Connecting History back to Everyday Choices
However, the most important and valuable aspect of making these connections between bullying and genocide is not just recognizing the parallels in prejudice and human behaviour, but the immediate opportunity for students to become upstanders in their own community. There are limited means for a student to intervene directly in crimes or a genocide that occur a world away, but becoming an upstander in the hallways, in the classroom, and among peers provides a direct opportunity for students to speak up and choose to participate.
I think specifically of a moment that occurred last year. It began when I overheard a commotion in the hallway. When I stepped into the hall, I saw one student threatening another and a small group of bystanders gathering around to watch.
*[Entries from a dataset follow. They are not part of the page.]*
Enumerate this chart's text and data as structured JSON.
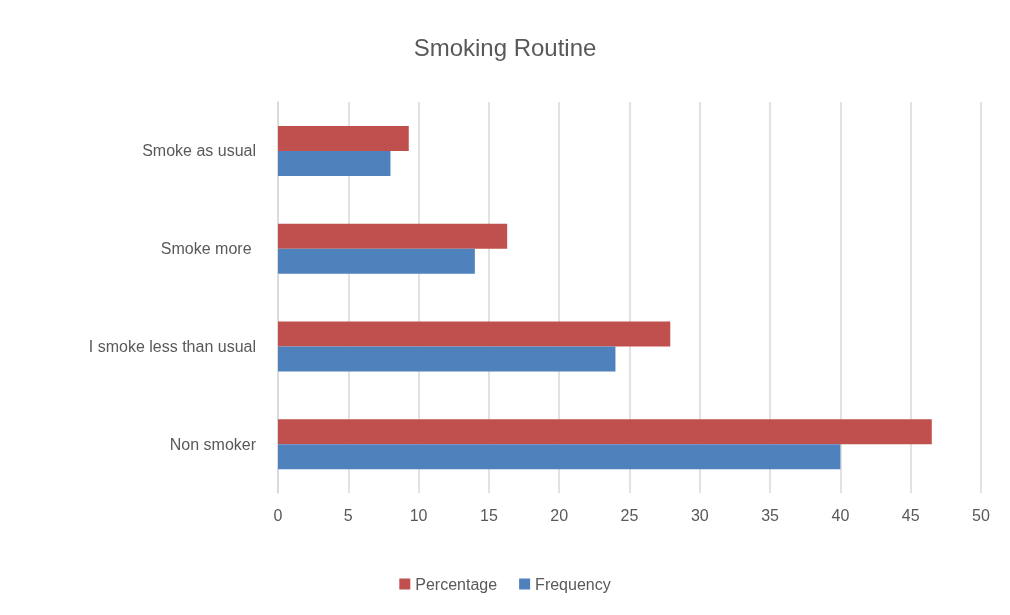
{
  "chart_data": {
    "type": "bar",
    "orientation": "horizontal",
    "title": "Smoking Routine",
    "categories": [
      "Smoke as usual",
      "Smoke more ",
      "I smoke less than usual",
      "Non smoker"
    ],
    "series": [
      {
        "name": "Percentage",
        "color": "#c0504d",
        "values": [
          9.3,
          16.3,
          27.9,
          46.5
        ]
      },
      {
        "name": "Frequency",
        "color": "#4f81bd",
        "values": [
          8,
          14,
          24,
          40
        ]
      }
    ],
    "xlim": [
      0,
      50
    ],
    "xticks": [
      0,
      5,
      10,
      15,
      20,
      25,
      30,
      35,
      40,
      45,
      50
    ],
    "grid": "x",
    "legend": "bottom"
  }
}
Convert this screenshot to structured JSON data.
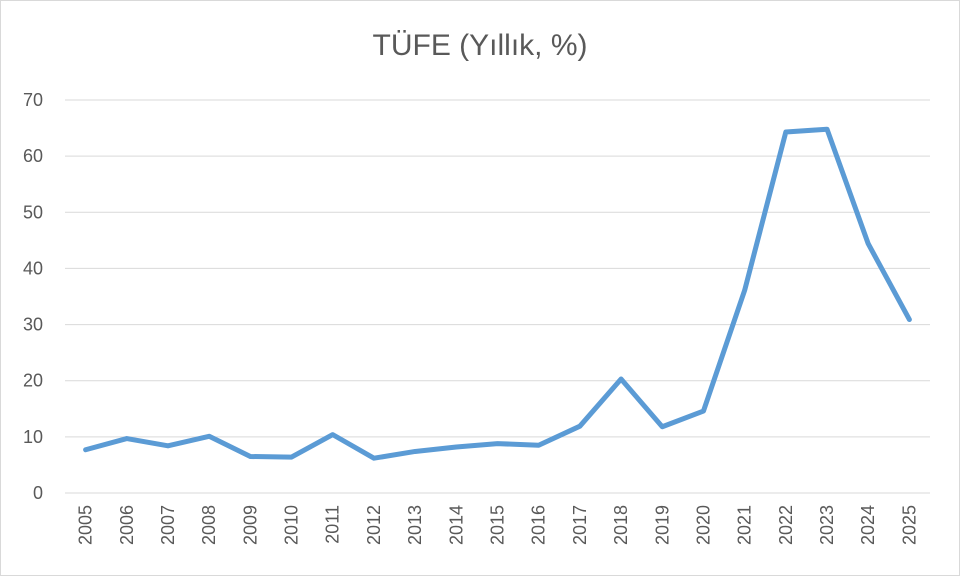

As I entered the hallway, I also saw one of the students from my class– and a friend of the aggressor’s - walk through the conflict and say something like, “Ok, let’s go, we all gotta get to class.” No sermon, no grand speech, but her intervention did stop the situation from escalating and a student from being attacked. I spoke to the student about what she had done and she said she thought of the discussions from class about being a bystander and the importance of intervening. She didn’t think that she had done much. Upstanders often don’t. But I’m sure the student who was being threatened appreciated her intervention.